Pensaba Vicente que si mil años viviera, no podría olvidar aquella noche de suprema desolación y pavura, acentuadas por espantables clamores de la Naturaleza. Dadas las doce, Gracia, que era de corta resistencia espiritual y nerviosa, hubo de sucumbir al cansancio, y en compañía de Lucila se retiró a su aposento. El padre y Vicente, con el amigo militar y las criadas, hicieron la guardia en derredor de la heroína muerta, cuya bella faz apagada y marchita se hundía entre flores y aromoso follaje. En la turbación de su insomnio, el enamorado caballero veía desaparecer lentamente el perfil de cera, remedando el ocaso de una estrella en el mar.

De madrugada, el quebranto producido por tan hondas emociones venció la energía del pobre Halconero, abismándole en un sopor insano. Servíanle de almohada sus propios brazos, y en tal postura su cerebro enardecido le dio lóbregas visiones poemáticas. Se vio con Fernanda en los espacios cavernosos de un Infierno medio dantesco, medio pagano... Vestidos iban los dos de luengos ropajes que caían con severas líneas. No hablaban, no sabían hablar; deteníanse ante los grupos de sombras vagantes que por una y otra parte discurrían... Pasaron de improviso a un campo abierto y luminoso. Veían un suelo azul, arbolitos del mismo color, de tronco rígido, follaje recortado, formando algunos copa semiesférica, otros copa cónica, sin proyectar ninguna sombra sobre el suelo. Por entre ellos iban y venían personas que no eran vivas ni tampoco muertas. Vestían túnicas azules que poco más allá tomaban matiz de rosa.

Con el azul y rosado gentío se confundieron Fernanda y Vicente, sin que su presencia fuese advertida de aquellos seres diáfanos, ni muertos ni vivos. Allí no se conocía ningún ruido. Fernanda, que iba delante, volviose hacia su compañero, y en un lenguaje sin voces, idioma de signos emitidos por la mirada, le dijo: «Aquí no está. ¿Dónde la encontraremos?». Y él dijo: «No lo sé, Lucero.
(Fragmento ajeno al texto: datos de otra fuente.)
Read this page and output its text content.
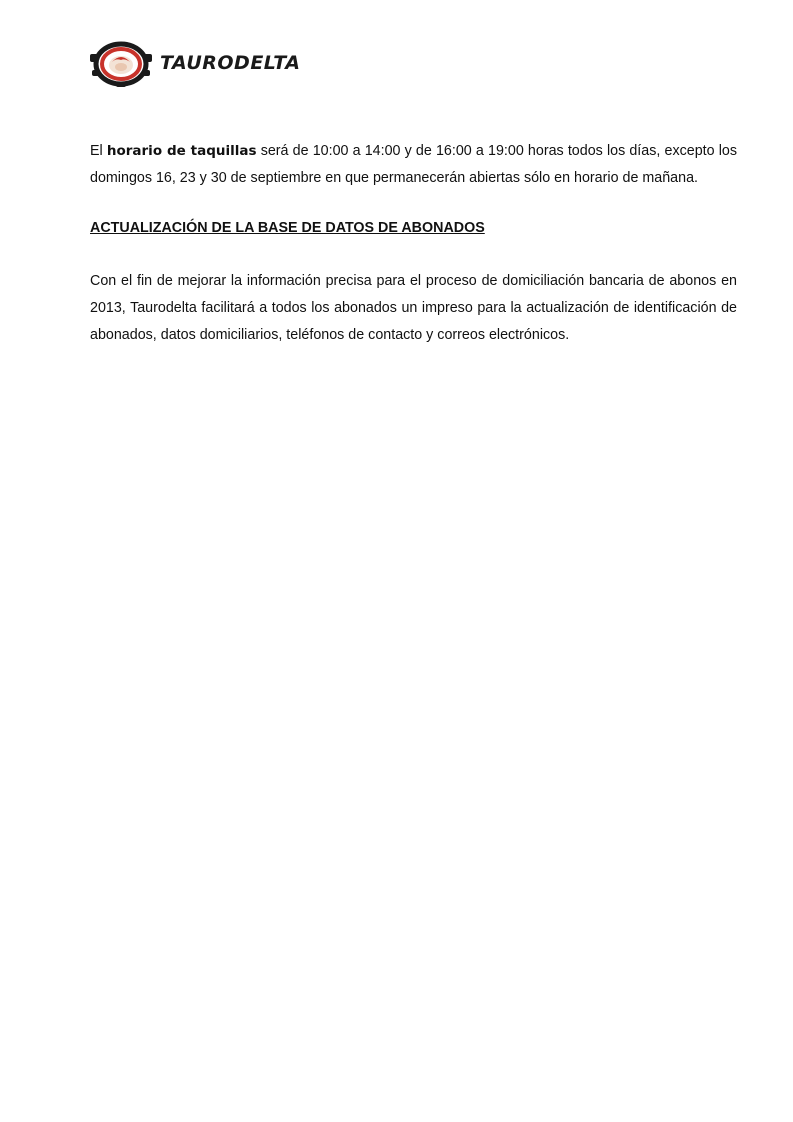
TAURODELTA

El horario de taquillas será de 10:00 a 14:00 y de 16:00 a 19:00 horas todos los días, excepto los domingos 16, 23 y 30 de septiembre en que permanecerán abiertas sólo en horario de mañana.

ACTUALIZACIÓN DE LA BASE DE DATOS DE ABONADOS

Con el fin de mejorar la información precisa para el proceso de domiciliación bancaria de abonos en 2013, Taurodelta facilitará a todos los abonados un impreso para la actualización de identificación de abonados, datos domiciliarios, teléfonos de contacto y correos electrónicos.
Para mí que nos hemos equivocado de planeta...». Siguieron a estas, otras visiones indeterminadas que acabaron desvaneciéndose en los nimbos cerebrales. Volvió Vicente a la realidad, y tardó un mediano rato en reconocerla, dudando de lo que veía.

Desde aquel amanecer en que todo lloraba, el cielo y la tierra, los ojos y los corazones, hasta el momento en que vio desaparecer los despojos de su amada en el interior de un nicho, que fue tapado con ladrillos y yeso, el alma de Vicente Halconero estuvo emancipada de la vida corporal, y voló libremente por las negras regiones del dolor sin consuelo. Cuando a su casa volvió, su madre, que le esperaba intranquila, le obligó a recogerse y acostarse. El intenso cariño maternal fue medicina y salvación del desdichado joven. La idea del suicidio que embargaba su espíritu con clavada fijeza, señalándole el término eficaz de su inmenso padecer, se embotó en el corazón de Lucila. Y la terrible idea no vino, no, exenta de cierto orgullo, porque el propio aborrecimiento de la vida se encariñaba con un morir semejante al del joven Werther, gloria y ejemplo de los amantes desesperados.